August 10, 2007
  Library Given New Life as Senior Center
Adaptive reuse doubles space and divides functions

by Heather Livingston
Contributing Editor

How do you . . . accommodate a growing population of seniors and spruce up an underused town facility at the same time?

Summary: Anticipating the needs of its aging population, the city of Odenton, Md., retained the Arlington, Va.-based firm The Lukmire Partnership to transform its former library into the newest senior center in Anne Arundel County, Md.. The firm was an easy choice for the county, says Jim Cox, AIA, partner in charge. Not only does the firm have a standing contract with the Anne Arundel County Department of Public Works, but the firm’s Annapolis office also recently completed the county’s new West County Library. Dedicated as the Catherine L. O’Malley Senior Activity Center Annex, the 6,800-square-foot facility was designed to accommodate the needs of a growing senior population, offering health, recreational, and social opportunities.

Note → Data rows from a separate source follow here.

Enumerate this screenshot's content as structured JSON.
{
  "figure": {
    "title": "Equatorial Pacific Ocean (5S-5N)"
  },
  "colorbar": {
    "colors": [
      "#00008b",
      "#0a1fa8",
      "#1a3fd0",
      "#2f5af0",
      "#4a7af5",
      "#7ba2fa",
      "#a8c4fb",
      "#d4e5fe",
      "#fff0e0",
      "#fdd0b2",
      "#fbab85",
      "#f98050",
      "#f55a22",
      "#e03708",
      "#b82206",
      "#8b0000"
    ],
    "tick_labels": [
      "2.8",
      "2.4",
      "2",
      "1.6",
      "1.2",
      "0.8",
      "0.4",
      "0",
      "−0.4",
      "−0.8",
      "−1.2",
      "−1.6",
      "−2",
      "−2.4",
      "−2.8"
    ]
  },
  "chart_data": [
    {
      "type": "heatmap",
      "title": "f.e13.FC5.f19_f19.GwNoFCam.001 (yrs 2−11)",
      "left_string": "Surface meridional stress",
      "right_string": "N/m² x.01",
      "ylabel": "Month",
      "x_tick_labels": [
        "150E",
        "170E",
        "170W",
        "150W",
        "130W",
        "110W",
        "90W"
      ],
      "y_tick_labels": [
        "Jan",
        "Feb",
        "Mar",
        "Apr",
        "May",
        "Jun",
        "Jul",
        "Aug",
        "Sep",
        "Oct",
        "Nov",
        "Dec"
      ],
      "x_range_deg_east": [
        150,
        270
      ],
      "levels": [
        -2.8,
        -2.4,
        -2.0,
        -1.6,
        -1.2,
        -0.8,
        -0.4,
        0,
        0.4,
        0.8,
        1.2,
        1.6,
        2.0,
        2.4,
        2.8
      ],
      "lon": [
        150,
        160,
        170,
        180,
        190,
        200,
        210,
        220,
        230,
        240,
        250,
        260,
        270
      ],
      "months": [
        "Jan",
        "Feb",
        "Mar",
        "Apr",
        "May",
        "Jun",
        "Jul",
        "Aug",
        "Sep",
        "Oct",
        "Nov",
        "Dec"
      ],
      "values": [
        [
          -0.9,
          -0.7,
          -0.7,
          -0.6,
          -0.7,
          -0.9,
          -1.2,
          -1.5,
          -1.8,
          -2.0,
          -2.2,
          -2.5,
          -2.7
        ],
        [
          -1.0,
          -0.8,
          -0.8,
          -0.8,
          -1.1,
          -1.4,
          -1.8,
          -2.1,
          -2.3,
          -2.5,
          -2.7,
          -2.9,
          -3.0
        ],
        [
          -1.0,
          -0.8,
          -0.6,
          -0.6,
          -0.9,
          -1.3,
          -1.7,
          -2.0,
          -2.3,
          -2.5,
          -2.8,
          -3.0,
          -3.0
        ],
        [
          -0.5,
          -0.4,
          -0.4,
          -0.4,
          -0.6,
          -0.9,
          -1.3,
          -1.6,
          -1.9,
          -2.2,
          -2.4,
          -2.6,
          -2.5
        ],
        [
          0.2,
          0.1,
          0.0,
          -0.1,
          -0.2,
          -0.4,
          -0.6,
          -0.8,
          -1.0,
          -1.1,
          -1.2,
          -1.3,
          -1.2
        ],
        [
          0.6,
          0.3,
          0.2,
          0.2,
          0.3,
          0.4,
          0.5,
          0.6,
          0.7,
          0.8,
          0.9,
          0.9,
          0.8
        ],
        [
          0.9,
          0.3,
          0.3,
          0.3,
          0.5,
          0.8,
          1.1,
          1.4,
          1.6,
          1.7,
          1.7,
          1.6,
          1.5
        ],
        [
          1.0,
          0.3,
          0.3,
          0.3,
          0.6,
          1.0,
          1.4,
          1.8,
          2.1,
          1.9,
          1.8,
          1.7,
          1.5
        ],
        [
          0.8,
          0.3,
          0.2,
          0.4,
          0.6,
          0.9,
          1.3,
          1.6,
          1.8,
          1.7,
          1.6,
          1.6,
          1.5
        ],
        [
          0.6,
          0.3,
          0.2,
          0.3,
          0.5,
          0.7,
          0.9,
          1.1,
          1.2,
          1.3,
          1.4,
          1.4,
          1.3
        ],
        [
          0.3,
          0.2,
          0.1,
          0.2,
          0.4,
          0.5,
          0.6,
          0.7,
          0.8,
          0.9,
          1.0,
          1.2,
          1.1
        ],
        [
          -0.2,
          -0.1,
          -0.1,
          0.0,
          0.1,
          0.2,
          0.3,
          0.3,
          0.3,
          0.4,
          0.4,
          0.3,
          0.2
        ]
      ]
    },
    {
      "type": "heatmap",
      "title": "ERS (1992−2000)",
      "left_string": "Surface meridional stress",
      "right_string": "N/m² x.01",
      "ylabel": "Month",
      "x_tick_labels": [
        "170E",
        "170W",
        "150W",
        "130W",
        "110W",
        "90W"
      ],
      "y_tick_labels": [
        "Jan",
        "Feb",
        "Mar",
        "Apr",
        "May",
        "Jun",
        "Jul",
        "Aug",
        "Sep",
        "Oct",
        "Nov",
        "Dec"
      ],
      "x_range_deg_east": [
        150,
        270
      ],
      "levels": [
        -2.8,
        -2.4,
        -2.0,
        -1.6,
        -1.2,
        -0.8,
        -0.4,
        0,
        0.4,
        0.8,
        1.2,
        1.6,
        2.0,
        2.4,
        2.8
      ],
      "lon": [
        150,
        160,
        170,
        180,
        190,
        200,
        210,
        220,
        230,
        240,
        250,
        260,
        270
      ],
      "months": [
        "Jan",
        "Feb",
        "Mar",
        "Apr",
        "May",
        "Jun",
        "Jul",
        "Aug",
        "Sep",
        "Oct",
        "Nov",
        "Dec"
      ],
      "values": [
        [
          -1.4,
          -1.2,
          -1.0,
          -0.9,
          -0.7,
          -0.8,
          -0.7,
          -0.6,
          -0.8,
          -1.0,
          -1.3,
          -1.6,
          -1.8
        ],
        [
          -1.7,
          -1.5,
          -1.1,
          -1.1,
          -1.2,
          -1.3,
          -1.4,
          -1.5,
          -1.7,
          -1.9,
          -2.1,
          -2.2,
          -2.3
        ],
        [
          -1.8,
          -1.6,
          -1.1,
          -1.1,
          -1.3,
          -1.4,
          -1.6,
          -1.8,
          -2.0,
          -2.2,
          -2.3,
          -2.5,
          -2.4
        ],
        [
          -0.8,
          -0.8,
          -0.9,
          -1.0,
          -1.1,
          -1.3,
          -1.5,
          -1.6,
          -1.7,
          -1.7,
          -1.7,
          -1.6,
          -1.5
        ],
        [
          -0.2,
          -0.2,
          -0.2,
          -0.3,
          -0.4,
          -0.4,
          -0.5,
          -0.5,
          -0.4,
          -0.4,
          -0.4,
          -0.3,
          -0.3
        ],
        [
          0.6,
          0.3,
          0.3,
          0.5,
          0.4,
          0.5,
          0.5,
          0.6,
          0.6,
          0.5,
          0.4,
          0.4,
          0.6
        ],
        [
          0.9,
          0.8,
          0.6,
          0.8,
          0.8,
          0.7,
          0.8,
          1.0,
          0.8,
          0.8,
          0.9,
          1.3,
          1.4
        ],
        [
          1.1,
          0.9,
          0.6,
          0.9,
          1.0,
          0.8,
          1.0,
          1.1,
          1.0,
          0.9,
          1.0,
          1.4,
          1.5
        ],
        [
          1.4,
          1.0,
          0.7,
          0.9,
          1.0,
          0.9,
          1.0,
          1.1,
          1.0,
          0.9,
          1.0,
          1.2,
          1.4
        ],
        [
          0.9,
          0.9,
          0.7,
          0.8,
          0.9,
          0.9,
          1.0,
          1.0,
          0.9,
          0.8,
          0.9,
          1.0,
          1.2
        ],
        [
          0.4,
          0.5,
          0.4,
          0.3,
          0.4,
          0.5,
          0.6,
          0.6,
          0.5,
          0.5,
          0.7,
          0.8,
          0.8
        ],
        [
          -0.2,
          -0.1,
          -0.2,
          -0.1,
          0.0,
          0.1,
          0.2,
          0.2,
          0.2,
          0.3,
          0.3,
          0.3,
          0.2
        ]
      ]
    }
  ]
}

After moving the West County Library to its new and considerably larger facility, the former library building was left unoccupied. Meanwhile, the Odenton senior facility, located immediately across the street, was bursting at the seams. The senior center was experiencing “the 10 pounds of stuff in the 5-pound pail syndrome,” Cox says.

County officials decided that the best solution lay in converting the former library into a facility for seniors in anticipation of demographers’ prediction of a major boom in the number of seniors in the county. By 2030, Odenton’s over-60 population is expected to increase 83 percent over the 2005 population, state Department of Aging figures predict. Cox believes that this number may even be conservative. Citing the increase in high-density assisted living facilities in this Washington, D.C., suburban area, Cox says that the increase is happening faster than Department of Aging estimates. Even at present population levels, the O’Malley Senior Center serves between 400-500 seniors per month.

Playing to its strengths
Instead of viewing the division of the senior facility as a liability, the county decided to embrace the dual locations by separating functions and using each facility to its strength. The new facility houses staff offices and a room each for billiards, aerobics exercise, workout and weights, multipurpose activities, and arts and crafts. The multipurpose room is primarily used for meetings, dances, and community functions. The popular billiards room is used not only by visiting seniors, but also for inter-county competitions. The existing senior center offers computer courses, IT help, a small library, reading room, and administrative space.

According to Cox, the biggest challenge of the adaptive reuse project was converting the open floor plan of the old library into separated and contained areas for the varied activities that the users enjoy concurrently. “It was a complete renovation of mechanical and electrical systems as well as space planning. The old library was an open space plan and the new senior center required separation of uses from an audible standpoint as well as a function standpoint, so we had to rearrange the internal workings of the building, which of course meant new mechanical systems and electrical systems.” He notes that, in consideration of neighbor requests, alterations to the former library’s exterior were very minor. “The building was in pretty decent shape,” he says.

The late 1960s building has a brick façade with large glazed openings. Because many of the residents felt that they grew up with the library building, it has a strong community identity. “It was part of the neighborhood that we didn’t want to mess with,” explains Cox. “We didn’t wish to change that façade, so we cleaned it up, added an entrance canopy, and that was about the extent of the exterior renovations. We primarily focused on in-work.” Cox adds that although there was no LEED™ certification requirement for this particular project, Lukmire used similar materials in the renovation to what was specified for the LEED-certified West County Library.